Twitter explodes with folks who are outraged to learn how much deputy Scot Peterson earns after failing to act during the Parkland high school shooting. The former Marjory Douglas high school deputy reportedly collects an $8,700 check each month off of his school resource officer pension.

According to the Sun Sentinal, Scot Peterson, the sheriff’s deputy vilified for failing to confront the Parkland school shooter, has begun receiving a state pension of $8,702.35 a month.

Peterson resigned and retired Feb. 22, a week after the massacre at Marjory Stoneman Douglas High School, where he waited outside as Nikolas Cruz killed 17 people and wounded 17 others.

Peterson began to receive his pension in April, according to the Florida Department of Management Services. He can receive the payments for the rest of his life.

Peterson gave a false statement to police the day of the shooting claiming that he wasn’t aware of where the shooter was during the time of the massacre. He then quickly resigned to collect his pension once Boward county officer’s alerted Peterson that they recovered the surveillance footage that contradicted his claim.

Despite public outrage, once the footage was released, Peterson was never brought up on charges and was allowed to keep his pension.

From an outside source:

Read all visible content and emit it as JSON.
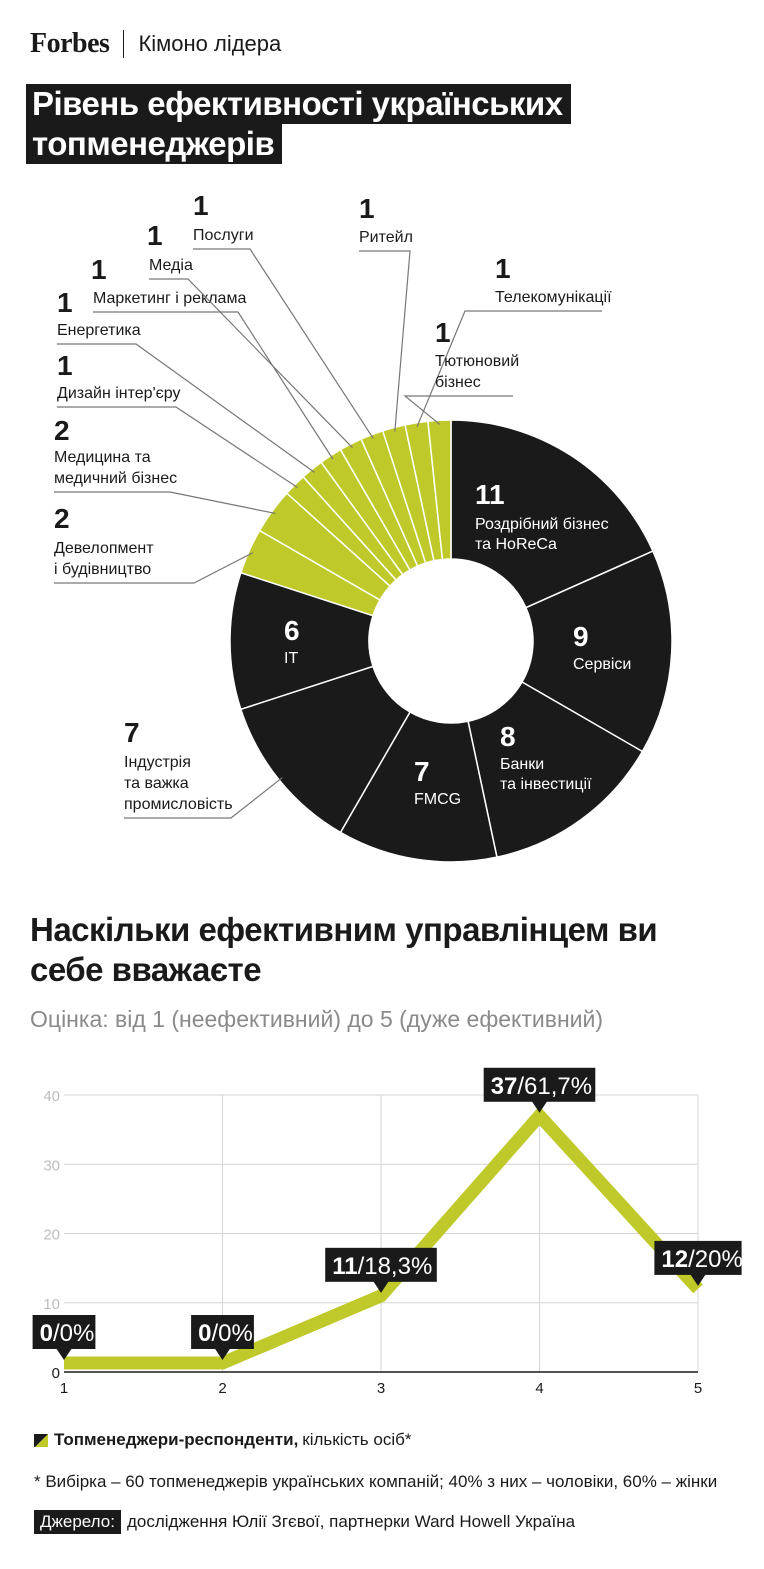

As Originally Reported By Sun Sentinal:

Released surveillance videos show school deputy Scot Peterson standing and waiting outside a building at Marjory Stoneman Douglas High as Nikolas Cruz massacred 17 people.

One of the videos appears to show Peterson take up a position against the wall of one building and stand there for about 25 minutes, until well after Cruz had completed the killings in an adjacent building and left the campus.

Peterson, the school resource officer, resigned after being suspended by the Broward Sheriff’s Office for failing to confront the shooter during the Feb. 14 attack at the Parkland school.

The videos, released in response to a lawsuit from the South Florida Sun-Sentinel, Miami Herald and CNN under Florida’s public records law, shed light on Peterson’s actions but little else.